Restaurant information
- Established: June 21, 2014
- Owner: Jared Rouben
- Head chef: James Bingham (Kitchen) Jared Rouben (Brewery)
- Pastry chef: Shannon Morrison
- Rating: (Michelin Guide)
- Location: 2515 S. Wabash Ave., Chicago, Illinois, 60616, United States
- Coordinates: 41°50′49″N 87°37′30″W﻿ / ﻿41.84694°N 87.62500°W
- Website: www.moodytongue.com

= Moody Tongue =

Restaurant in Chicago, Illinois, U.S.

Moody Tongue is a restaurant and brewery in Chicago, Illinois. The restaurant serves American / New American cuisine and has received two Michelin stars.

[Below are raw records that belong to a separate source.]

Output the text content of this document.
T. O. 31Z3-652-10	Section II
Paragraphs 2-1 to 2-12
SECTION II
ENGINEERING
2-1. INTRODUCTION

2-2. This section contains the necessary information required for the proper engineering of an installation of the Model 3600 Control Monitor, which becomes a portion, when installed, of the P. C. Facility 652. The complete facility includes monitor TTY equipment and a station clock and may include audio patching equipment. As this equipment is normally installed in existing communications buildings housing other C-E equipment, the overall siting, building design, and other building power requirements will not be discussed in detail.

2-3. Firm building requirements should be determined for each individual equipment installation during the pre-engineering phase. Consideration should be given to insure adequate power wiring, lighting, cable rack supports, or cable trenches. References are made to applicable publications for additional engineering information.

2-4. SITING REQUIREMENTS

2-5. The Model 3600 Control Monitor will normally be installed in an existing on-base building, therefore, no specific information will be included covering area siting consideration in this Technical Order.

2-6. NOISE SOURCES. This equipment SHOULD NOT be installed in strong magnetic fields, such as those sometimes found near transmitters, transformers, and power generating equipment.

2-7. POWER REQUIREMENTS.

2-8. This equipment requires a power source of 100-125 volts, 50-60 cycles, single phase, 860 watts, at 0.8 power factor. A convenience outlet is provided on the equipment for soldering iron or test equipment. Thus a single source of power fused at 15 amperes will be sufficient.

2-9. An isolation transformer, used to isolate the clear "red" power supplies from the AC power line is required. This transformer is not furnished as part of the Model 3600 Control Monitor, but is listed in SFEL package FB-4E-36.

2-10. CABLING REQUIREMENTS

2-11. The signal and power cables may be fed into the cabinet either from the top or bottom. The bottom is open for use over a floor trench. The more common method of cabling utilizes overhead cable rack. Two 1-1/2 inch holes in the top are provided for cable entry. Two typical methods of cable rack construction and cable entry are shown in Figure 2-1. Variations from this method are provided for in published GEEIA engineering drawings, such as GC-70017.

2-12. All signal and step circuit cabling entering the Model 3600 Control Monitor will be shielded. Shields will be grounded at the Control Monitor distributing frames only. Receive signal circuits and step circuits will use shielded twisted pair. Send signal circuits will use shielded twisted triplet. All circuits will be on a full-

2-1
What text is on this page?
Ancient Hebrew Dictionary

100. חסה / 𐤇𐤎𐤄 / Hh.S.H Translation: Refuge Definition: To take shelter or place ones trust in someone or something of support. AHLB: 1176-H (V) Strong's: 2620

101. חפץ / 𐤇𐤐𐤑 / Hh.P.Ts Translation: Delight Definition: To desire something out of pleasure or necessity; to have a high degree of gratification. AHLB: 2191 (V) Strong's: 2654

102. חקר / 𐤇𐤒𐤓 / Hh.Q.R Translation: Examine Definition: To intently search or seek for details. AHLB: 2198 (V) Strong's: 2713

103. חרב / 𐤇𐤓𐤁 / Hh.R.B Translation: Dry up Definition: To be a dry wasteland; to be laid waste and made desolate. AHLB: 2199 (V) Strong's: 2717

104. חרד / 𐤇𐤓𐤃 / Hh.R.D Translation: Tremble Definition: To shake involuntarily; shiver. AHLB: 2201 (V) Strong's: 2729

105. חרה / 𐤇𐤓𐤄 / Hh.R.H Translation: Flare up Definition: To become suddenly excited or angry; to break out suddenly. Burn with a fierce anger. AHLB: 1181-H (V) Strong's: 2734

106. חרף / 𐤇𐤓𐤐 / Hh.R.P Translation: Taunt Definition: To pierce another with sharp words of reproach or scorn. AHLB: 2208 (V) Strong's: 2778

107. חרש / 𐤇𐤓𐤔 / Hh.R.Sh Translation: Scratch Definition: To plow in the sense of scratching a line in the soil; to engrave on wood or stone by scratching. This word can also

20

Moody Tongue initially opened in 2014, solely as a brewery at a location in the Chicago neighborhood of Pilsen. In 2019, it moved to a larger space in the South Loop neighborhood, opening a dining room with a tasting menu concept with the goal of bringing "the culinary arts and the brewing community" together.

Unlike many Michelin-starred restaurants which offer a wine or cocktail pairing, Moody Tongue is notable for offering to pair its food with the beer produced from its own brewery, which range from pilsners, stouts, ipas and sours, among other beer types.

The kitchen is headed by Jared Wentworth, who had previously led former Chicago Michelin-starred restaurants Longman & Eagle and Dusek's Board & Beer, while beer production is overseen by the restaurant's owner, Jared Rouben.

The restaurant has a sister-location in New York, which serves sushi and Japanese cuisine.

==Notable dishes==
One of the restaurant's signature dishes is its 12 Layer German Chocolate Cake, which includes layers of dark chocolate, German chocolate, espresso cheesecake, and chocolate buttercream. The cake was created by the brewery's pastry chef, Shannon Morrison.

The brewery also produces a Shaved Black Truffle pilsner, which is sometimes also offered on draught at the restaurant and served in champagne flutes. The beer is produced using Australian black truffles, and was originally created for use in Thomas Keller's Michelin-starred New York restaurant Per Se.

==Recognition==
In 2020, the restaurant became the first brewery in the world to be awarded with two stars by the Michelin Guide, and the second overall with a star after fellow Chicago brewery Band of Bohemia.

The restaurant was downgraded to one star by the Michelin Guide in its 2024 update.